Alagados

Para sair de Salvador e voltar para Feira de Santana, para a praia do Sítio, onde me encontrava de férias, perdi-me.
Parar não era solução e por isso continuei.
Ainda pensei que a qualquer momento iria encontrar uma placa que me indicasse a estrada principal, mas enganei-me. Fui dar a uma zona desabitada.
A estrada terminava ali e o que eu via à minha frente era aterrador.
Milhares de barracas de madeira construídas em palafitas, amontoavam-se no lodo que a maré ao descer, deixava ver. Latas de bebidas boiavam em quantidade, que nunca imaginara se pudesse juntar. Papéis, plásticos, trastes velhos, farrapos, eu sei lá! A água era negra e pastosa. Tudo boiava no lodo, que deitava um cheiro fétido e me dificultava a respiração.
Tinha de afastar os mosquitos com as mãos, pois formavam nuvens cerradas à frente dos meus olhos. As pessoas e os andrajos, que pouco as cobriam, eram tão sujos como o lodaçal, que atravessavam por pequenas pontes de madeira podre.
As crianças quase nuas, brincavam com o lixo que cobria tudo.
Ali despejavam os detritos da casa (casa? pequenas barracas esburacadas em cima de pernas esguias enterradas na lama), que faziam as suas necessidades, que apanhavam algum objecto que a corrente trouxera e ainda podia ter utilidade.
Era um mundo surreal. Nunca imaginara nada assim. Parecia o cenário de um filme.
Parei para perguntar pelo caminho que me levaria a Feira de Santana.
Tive que repetir a pergunta por várias vezes. Primeiro, o homem que me ouvia, não me entendia. Quando falei mais devagar, com frases mais curtas e me entendeu, admirou-se de eu estar ali - "o Bairro dos Alagados não era visitado por turistas e eu, pela cor pálida, a roupa que parecia ir para uma festa e a língua esquisita, só podia ser turista!"
Por fim lá me explicou e agora quem teve dificuldade em entender fui eu.
Quando cheguei, finalmente, junto dos meus amigos, ouvi as maiores exclamações. Disseram que tinha corrido sérios riscos de não ter saído de lá com o carro ou até com a roupa que vestia.
Tinha sido uma loucura eu andar por aqueles sítios. Ali viviam os mais pobres dos pobres de Salvador.
Eu ainda tremia, apesar dos km já percorridos entretanto. Não de medo, mas de emoção.
Respondi, escondendo o meu nervosismo, que os malandros, os marginais, não viviam naquelas condições. Deviam fugir de lá, mal tivessem capacidade para chegar à cidade e fazer o primeiro roubo, ou o primeiro tráfico.

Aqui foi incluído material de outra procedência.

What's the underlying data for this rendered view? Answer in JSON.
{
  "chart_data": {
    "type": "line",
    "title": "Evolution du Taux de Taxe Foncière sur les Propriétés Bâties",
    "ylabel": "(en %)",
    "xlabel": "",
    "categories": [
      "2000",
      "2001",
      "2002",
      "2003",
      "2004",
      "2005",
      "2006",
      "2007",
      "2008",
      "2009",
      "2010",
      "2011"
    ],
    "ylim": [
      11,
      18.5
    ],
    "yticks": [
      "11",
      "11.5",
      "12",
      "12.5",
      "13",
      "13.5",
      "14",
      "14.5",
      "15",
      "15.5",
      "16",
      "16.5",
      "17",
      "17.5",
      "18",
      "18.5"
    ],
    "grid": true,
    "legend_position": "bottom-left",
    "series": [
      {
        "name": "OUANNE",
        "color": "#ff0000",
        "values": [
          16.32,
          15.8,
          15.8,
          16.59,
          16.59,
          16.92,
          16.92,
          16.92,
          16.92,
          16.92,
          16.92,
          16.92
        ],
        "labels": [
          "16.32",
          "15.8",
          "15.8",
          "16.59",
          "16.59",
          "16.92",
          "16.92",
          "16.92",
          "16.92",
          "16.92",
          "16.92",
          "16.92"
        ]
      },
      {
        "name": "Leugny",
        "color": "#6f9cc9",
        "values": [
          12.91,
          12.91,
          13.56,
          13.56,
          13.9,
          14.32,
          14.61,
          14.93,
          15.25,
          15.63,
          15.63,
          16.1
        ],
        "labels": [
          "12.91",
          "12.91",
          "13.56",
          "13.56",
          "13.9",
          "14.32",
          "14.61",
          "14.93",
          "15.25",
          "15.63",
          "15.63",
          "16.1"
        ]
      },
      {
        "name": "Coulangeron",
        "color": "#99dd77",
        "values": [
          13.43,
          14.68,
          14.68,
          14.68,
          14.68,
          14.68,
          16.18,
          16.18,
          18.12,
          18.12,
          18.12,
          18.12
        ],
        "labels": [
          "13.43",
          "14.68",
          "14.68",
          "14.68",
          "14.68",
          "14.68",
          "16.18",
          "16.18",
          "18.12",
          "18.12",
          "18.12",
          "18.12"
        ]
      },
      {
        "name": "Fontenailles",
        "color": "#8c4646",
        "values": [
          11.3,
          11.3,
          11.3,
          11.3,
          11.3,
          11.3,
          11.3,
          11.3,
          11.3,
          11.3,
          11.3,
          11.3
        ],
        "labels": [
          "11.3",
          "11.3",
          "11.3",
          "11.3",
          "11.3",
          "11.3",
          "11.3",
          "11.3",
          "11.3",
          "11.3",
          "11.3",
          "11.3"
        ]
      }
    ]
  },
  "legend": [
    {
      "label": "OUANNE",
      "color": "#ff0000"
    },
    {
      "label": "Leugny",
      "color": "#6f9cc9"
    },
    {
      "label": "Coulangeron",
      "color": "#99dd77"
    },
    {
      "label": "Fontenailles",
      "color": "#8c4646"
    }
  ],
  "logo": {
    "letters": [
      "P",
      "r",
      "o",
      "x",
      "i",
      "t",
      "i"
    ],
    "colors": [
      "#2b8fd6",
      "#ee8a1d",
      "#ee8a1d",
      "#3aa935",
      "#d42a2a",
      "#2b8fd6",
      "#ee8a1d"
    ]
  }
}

Estava cansada do calor e o cheiro nauseabundo de mil esgotos continuava no cabelo, na roupa e nas narinas. Já no duche pensei como era possível deixarmos que vivesse gente naquelas condições... e imaginei como aquelas crianças gostariam de estar assim, debaixo de água quentinha, com um gel de maçã, uma esponja macia como a seda e uma toalha enorme, morna e felpuda, à espera. Depois, a rede de algodão beje, na varanda e o sumo de maracujá gelado ao lado do livro que andava a ler...
Na hora de nascer, quem determinara que eu iria nascer aqui e eles lá?